VMware Rolls a Fix for Formerly Critical Zero-Day Bug

vmware patch security bug

VMware has issued a full patch and revised the severity level of the NSA-reported vulnerability to “important.”

VMware has patched a zero-day bug that was disclosed in late November – an escalation-of-privileges flaw that impacts Workspace One and other platforms, for both Windows and Linux operating systems.

VMware has also revised the CVSS severity rating for the bug to “important,” down from critical.

The U.S. Cybersecurity and Infrastructure Security Agency (CISA) had originally flagged the unpatched security vulnerability on Nov. 23, which affects 12 VMware versions across its Cloud Foundation, Identity Manager, vRealize Suite Lifecycle Manager and Workspace One portfolios. It was reported to the company by the National Security Agency (NSA).

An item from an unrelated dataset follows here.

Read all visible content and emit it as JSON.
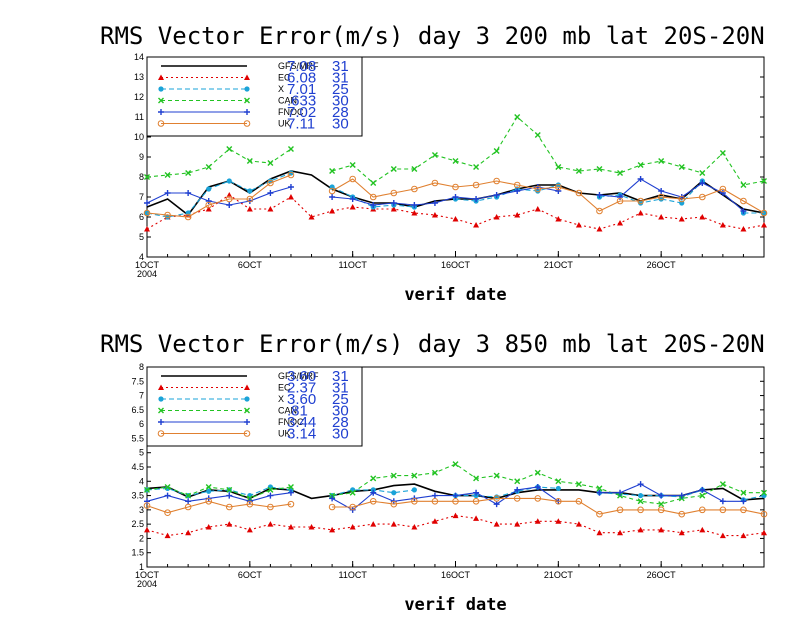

Tracked as CVE-2020-4006, the bug allows command injection, according to the company’s advisory.

“A malicious actor with network access to the administrative configurator on port 8443 and a valid password for the configurator admin account can execute commands with unrestricted privileges on the underlying operating system,” VMware wrote in an updated advisory on Thursday.

While the bug was originally given a 9.1 out of 10 on the CVSS severity scale, further investigation showed that any attacker would need the password mentioned in the update, making it much harder to exploit effectively. Its rating is now 7.2, making it “important” rather than “critical.”

“This account is internal to the impacted products and a password is set at the time of deployment,” according to the advisory. “A malicious actor must possess this password to attempt to exploit CVE-2020-4006.”

The password would need to be obtained via tactics like phishing or brute forcing/credential stuffing, it added.

When the vulnerability was disclosed in November, the company issued workarounds “for a temporary solution to prevent exploitation of CVE-2020-4006,” with the tradeoff that configurator-managed setting changes are possible while the workaround is in place. However, a full patch is now available.

The products impacted by the vulnerability are:

  • VMware Workspace One Access (Access)
  • VMware Workspace One Access Connector (Access Connector)
  • VMware Identity Manager (vIDM)
  • VMware Identity Manager Connector (vIDM Connector)
  • VMware Cloud Foundation
  • vRealize Suite Lifecycle Manager

Versions impacted are:

  • VMware Workspace One Access 20.01, 20.10 (Linux)
  • VMware Identity Manager 3.3.3, 3.3.2, 3.3.1 (Linux)
  • VMware Identity Manager Connector 3.3.2, 3.3.1 (Linux)
  • VMware Identity Manager Connector 3.3.3, 3.3.2, 3.3.1 (Windows)
  • VMware Cloud Foundation 4.x (Linux and Windows)
  • vRealize Suite Lifecycle Manager 8.x (Linux and Windows)

There have been no reports of exploitation in the wild.